J'aime les fêtes, sinon je ne serais pas là ce soir, mais depuis que je suis devenue présidente de l'Association des Élèves l'année dernière, je peux moins m'y détendre qu'auparavant. Mon visage est connu sur le campus, et il n'est pas rare que des étudiants profitent de l'occasion de me croiser lors d'un événement comme celui-là pour me parler de leurs problèmes. Je les écoute toujours : je prends mes fonctions très au sérieux. Il n'empêche que depuis le début de cette soirée, je n'ai pas arrêté – pas si étonnant, étant donné que la rentrée vient d'avoir lieu : elle est venue avec son lot de soucis pour nombre de mes camarades. Juste avant de m'éclipser pour prendre une pause au bord du lac, je venais de repérer Aubree et Jade, elles aussi membres de l'Association, et je m'apprêtais à les rejoindre pour discuter un peu avec elle... mais au lieu de ça, j'ai été accostée par une fille dont la condition médicale n'avait pas été prise en compte au moment de l'attribution de sa chambre dans la résidence universitaire, et j'ai passé une bonne dizaine de minutes à la conseiller sur la meilleure manière d'obtenir un changement rapide. Je ne me plains pas : c'est ma mission, et c'est moi qui l'ai choisie. Mais tout de même, je n'étais pas vraiment dans le mood pour me concentrer sur ce genre de problèmes.

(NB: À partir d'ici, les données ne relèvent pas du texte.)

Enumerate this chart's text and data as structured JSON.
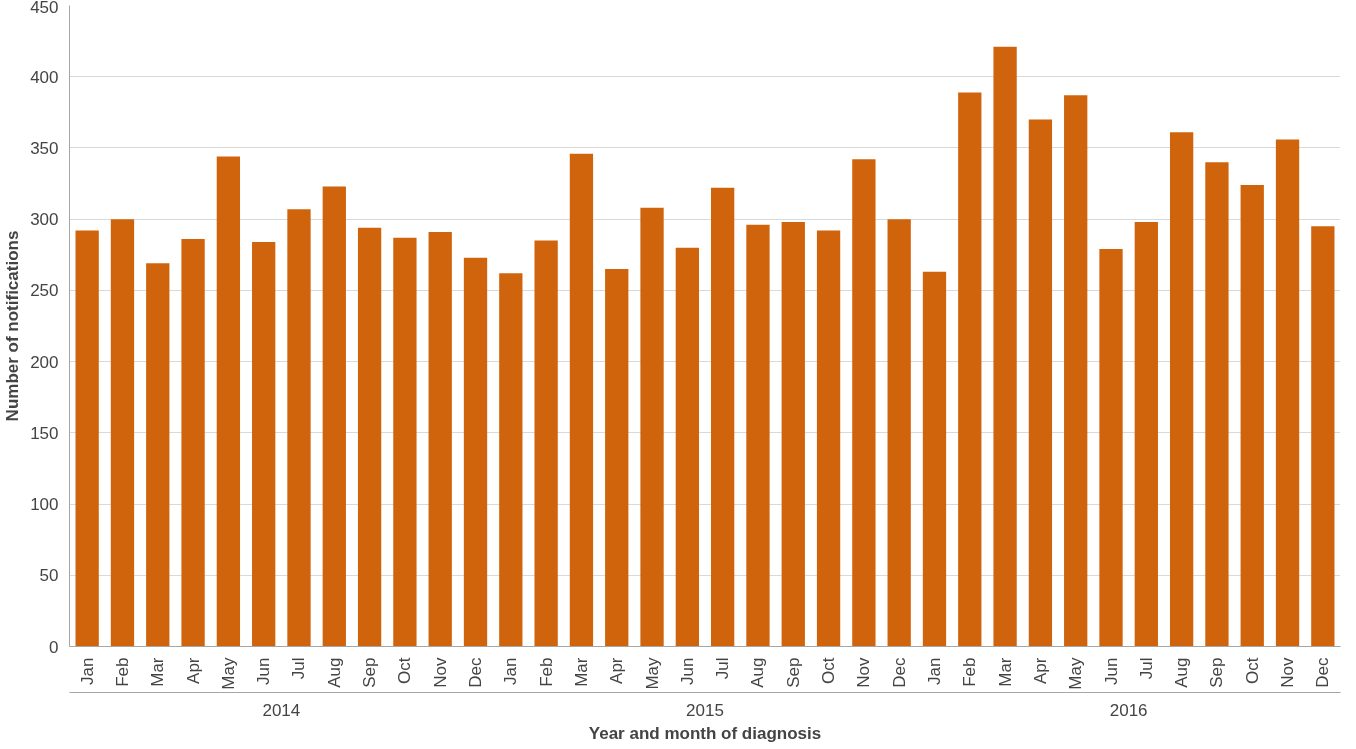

Et encore, l'Association des Élèves n'a rien à voir avec l'organisation de cette soirée. Pour tous les problèmes de chips et autres bracelets lumineux égarés, je laisse les Zeta Beta Tau se reposer sur le Bureau des Fêtes pour obtenir un coup de main – nous sommes deux groupes aux missions bien différentes, même s'il arrive à certains de nous confondre. L'Association cherche à garantir le bien-être de tous sur le campus ; le Bureau... eh bien, comme son nom l'indique, il coordonne les festivités qui émaillent l'année universitaire.

La face sérieuse et l'autre, légère, d'une même pièce.

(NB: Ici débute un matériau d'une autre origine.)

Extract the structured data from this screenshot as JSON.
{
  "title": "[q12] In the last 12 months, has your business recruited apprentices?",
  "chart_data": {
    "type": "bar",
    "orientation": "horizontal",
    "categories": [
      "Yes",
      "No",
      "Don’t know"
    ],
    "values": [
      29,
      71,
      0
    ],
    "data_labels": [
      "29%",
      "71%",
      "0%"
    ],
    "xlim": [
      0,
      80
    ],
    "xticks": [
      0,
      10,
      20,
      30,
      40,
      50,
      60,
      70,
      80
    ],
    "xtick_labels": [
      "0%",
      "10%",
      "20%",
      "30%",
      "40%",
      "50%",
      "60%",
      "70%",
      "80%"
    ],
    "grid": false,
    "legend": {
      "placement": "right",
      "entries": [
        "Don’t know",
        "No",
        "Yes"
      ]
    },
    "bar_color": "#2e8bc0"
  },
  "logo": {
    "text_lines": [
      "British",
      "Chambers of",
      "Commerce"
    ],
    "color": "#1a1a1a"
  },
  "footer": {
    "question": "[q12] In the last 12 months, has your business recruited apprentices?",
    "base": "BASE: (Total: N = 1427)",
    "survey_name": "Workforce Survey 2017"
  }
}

Je sais bien que les événements de cohésion comme celui de ce soir sont cruciaux pour permettre à nombre d'étudiants de relâcher un peu la pression. J'en fais partie, d'ailleurs : avec le rythme de travail soutenu que je m'impose, une parenthèse de temps en temps est la bienvenue. Il n'empêche que j'ai un pincement au cœur quand je constate tous les moyens que les Zeta Beta Tau ont consacré à leur fête de rentrée – alors que je m'arrache souvent les cheveux pour faire rentrer toutes les actions de l'Association des Élèves dans notre budget. Entre la location du chalet, le service de navettes et le salaire des barmans, je n'ose imaginer le montant de la facture qu'ils ont eue à régler. Certes, ils se sont cotisés entre eux pour rassembler les fonds nécessaires pour organiser la soirée de leur rêve, et n'ont pas dépensé un centime provenant de subventions de l'université, mais tout de même. Une telle somme aurait sans doute pu être mieux employée...

Je bois une nouvelle gorgée de bière. À côté de moi, Caliban sirote la sienne sans briser le silence entre nous, plongé dans ses propres pensées, et je lui suis reconnaissante pour ça. Il semble avoir compris que si je me suis isolée, c'est pour être un peu en paix avec moi-même. J'en profite pour l'observer, ce que je n'avais pas pris le temps de faire il y a quelques jours. Il est plus grand que dans mon souvenir, et ses traits sont plus dessinés qu'autrefois – ou peut-être sont-ce les jeux d'ombres projetées par les lampions qui accentuent la ligne de sa mâchoire. Il porte un t-shirt bleu pâle, avec un dessin géométrique blanc abstrait sur le devant. Surtout, son visage a conservé l'expression douce que je lui connaissais quand nous étions encore au lycée. Si j'en crois la boisson qu'il m'a rapportée, il est resté prévenant, ce qui est digne d'être noté : à force de s'entendre répéter qu'ils sont les rois du monde par les profs qui veulent les motiver à croire en leur avenir, une bonne partie des mecs de cette université finissent par penser porter réellement une couronne.